A colleague of mine asked me for help in using DaPars for analysing alternative polyadenylation in their RNA-seq dataset. So, I thought to write a short post here to describe how I use it.

From Xia et al. 2014

Here we develop a novel bioinformatics algorithm (DaPars) for the de novo identification of dynamic APAs from standard RNA-seq.

Installation

Download the source files of DaPars from GitHub and extract the files:

1$ tar zxvf DaPars-VERSION.tar.gz

Input files

You can find more details on the documentation page, but in essence, DaPars requires the following files:

  • BED file: a tab separated, 12 columns, which represents the gene model.
  • BedGraph file: stores the reads alignment results from an aligned BAM file.
  • Gene Symbol file: two columns containing NCBI RefSeq and gene symbol.

The BED file of the gene model can be downloaded from UCSC Table Browser.

  • genome: mouse
  • assembly: July 2007 (NCBI37/mm9)
  • group: Genes and Gene Predictions
  • track: REfSeq Genes
  • table: refGene
  • region: genome
  • output format: BED - browser extensible data
  • output file: mm9_refseq_whole_gene.bed

Click ‘get output’ button, and in the next page ‘Output refGene as BED’ click ‘get output’ button.

To generate the BedGraph files from BAM files, you need the chromsome size file chromInfo.txt.gz which can be downloaded from UCSC (hg19 or mm9) and then use the BedTools’ genomecov as follow:

1$ bedtools genomecov -bg -ibam sample_sorted.bam -g mm9_chr_size.txt -split > sample.bedgraph

Where:

  • -bg : report depth in BedGraph format.
  • -ibam : use BAM file as input for coverage.
  • -g : the genome file.
  • -split : Treat “split” BAM or BED12 entries as distinct BED intervals when computing coverage.
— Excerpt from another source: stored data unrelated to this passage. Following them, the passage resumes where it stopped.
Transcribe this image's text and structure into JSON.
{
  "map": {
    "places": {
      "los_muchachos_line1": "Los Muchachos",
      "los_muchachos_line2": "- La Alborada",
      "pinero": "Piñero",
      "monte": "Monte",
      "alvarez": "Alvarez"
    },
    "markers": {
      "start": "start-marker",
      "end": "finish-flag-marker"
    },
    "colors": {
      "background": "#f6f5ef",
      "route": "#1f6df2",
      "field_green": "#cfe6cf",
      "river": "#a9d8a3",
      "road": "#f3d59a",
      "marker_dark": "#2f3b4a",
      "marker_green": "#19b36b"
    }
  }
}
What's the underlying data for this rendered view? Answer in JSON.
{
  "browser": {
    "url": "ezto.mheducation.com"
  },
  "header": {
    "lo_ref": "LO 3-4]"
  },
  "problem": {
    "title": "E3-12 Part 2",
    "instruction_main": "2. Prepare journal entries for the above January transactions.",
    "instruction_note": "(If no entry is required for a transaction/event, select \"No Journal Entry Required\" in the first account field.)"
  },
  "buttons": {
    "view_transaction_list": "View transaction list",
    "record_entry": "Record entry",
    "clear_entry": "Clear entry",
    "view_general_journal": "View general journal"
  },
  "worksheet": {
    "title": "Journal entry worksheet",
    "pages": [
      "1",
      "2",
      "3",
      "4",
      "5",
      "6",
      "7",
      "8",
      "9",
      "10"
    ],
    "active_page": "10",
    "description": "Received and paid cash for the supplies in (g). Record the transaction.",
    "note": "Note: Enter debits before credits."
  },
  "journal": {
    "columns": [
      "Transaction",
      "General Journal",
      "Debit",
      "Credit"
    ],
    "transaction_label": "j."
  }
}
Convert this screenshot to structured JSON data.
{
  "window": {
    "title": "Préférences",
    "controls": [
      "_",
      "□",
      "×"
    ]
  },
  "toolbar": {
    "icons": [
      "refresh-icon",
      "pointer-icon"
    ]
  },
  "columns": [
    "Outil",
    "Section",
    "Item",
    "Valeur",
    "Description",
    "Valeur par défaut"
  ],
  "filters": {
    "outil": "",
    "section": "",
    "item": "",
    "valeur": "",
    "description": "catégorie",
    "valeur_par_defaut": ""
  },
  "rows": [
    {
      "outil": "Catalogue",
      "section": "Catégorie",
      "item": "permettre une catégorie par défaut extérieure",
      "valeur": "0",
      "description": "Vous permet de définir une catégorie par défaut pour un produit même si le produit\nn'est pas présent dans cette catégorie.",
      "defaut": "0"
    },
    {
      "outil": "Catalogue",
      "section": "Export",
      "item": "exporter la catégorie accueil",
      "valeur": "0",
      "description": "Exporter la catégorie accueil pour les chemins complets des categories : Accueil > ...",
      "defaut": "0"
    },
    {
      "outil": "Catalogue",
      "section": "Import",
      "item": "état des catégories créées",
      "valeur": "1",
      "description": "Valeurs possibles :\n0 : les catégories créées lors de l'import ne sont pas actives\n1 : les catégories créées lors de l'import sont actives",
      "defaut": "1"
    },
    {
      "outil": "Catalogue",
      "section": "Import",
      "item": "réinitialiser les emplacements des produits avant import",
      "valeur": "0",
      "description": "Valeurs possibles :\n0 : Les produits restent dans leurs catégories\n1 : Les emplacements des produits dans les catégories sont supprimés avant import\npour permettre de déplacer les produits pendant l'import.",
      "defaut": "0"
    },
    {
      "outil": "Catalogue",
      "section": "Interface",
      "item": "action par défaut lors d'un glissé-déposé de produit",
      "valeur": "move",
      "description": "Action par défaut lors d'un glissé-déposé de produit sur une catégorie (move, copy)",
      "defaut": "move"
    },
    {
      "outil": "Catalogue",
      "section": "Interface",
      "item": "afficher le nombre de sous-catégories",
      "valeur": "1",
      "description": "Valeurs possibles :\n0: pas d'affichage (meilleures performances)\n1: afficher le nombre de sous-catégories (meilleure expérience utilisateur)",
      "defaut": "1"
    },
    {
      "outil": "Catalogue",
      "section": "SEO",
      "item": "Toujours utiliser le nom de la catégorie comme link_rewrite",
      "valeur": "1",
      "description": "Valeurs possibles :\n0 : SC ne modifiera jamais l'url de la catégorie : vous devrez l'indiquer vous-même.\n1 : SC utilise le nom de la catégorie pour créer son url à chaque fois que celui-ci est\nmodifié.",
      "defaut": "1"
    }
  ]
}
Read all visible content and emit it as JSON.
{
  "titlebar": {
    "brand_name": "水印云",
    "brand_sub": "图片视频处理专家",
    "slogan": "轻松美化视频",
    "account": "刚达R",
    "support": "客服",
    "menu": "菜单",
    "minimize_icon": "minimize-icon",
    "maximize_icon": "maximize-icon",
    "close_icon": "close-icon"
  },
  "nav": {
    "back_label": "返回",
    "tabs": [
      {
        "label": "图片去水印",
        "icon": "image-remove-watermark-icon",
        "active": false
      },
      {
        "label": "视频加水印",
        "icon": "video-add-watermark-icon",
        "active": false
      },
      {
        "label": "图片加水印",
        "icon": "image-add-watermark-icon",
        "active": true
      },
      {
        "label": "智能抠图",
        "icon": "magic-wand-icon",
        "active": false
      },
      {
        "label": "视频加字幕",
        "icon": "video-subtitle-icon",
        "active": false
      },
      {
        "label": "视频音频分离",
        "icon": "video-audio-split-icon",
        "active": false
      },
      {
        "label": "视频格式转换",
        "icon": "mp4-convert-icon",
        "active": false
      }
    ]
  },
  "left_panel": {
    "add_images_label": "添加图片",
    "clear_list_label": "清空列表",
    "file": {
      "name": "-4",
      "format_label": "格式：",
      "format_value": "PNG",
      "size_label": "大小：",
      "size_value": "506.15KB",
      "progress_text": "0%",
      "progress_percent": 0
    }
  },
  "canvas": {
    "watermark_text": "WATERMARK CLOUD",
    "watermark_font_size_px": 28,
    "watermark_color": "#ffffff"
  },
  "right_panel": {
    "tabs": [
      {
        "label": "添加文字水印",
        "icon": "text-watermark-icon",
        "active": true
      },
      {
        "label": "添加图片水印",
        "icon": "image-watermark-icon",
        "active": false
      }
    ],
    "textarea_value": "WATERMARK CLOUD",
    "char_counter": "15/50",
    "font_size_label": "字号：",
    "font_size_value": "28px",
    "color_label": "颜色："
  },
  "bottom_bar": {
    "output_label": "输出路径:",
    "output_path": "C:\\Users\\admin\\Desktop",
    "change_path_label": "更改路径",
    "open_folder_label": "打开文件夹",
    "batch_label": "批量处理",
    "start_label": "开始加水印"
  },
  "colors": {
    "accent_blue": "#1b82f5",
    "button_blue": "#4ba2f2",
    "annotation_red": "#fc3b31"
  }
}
The Gene Symbol file can be downloaded from UCSC Table Browser.

  • genome: mouse
  • assembly: July 2007 (NCBI37/mm9)
  • group: Genes and Gene Predictions
  • track: REfSeq Genes
  • table: refGene
  • region: genome
  • output format: selected fields from primary and related tables
  • output file: mm9_30_03_2016_Refseq_id_from_UCSC.txt

Click ‘get output’ button, and in the next page select

  • name: Name of gene (usually transcript_id from GTF)
  • name2: Alternate name (e.g. gene_id from GTF)

Click ‘get output’ and save the file.

Usage

1. Generate region annotation

DaPars will use the extracted distal polyadenylation sites to infer the proximal polyadenylation sites based on the alignment files.

1$ python DaPars_Extract_Anno.py -b mm9_refseq_whole_gene.bed -s mm9_30_03_2016_Refseq_id_from_UCSC.txt -o mm9_refseq_extracted_3UTR.bed

Where:

  • -b GENE_BED_FILE : The gene model in BED format
  • -s Gene_Symbol_FILE : The mapping of transcripts to gene symbol, which can be extracted from UCSC Tables.
  • -o OUTPUT_FILE : The output of the extracted annotation region.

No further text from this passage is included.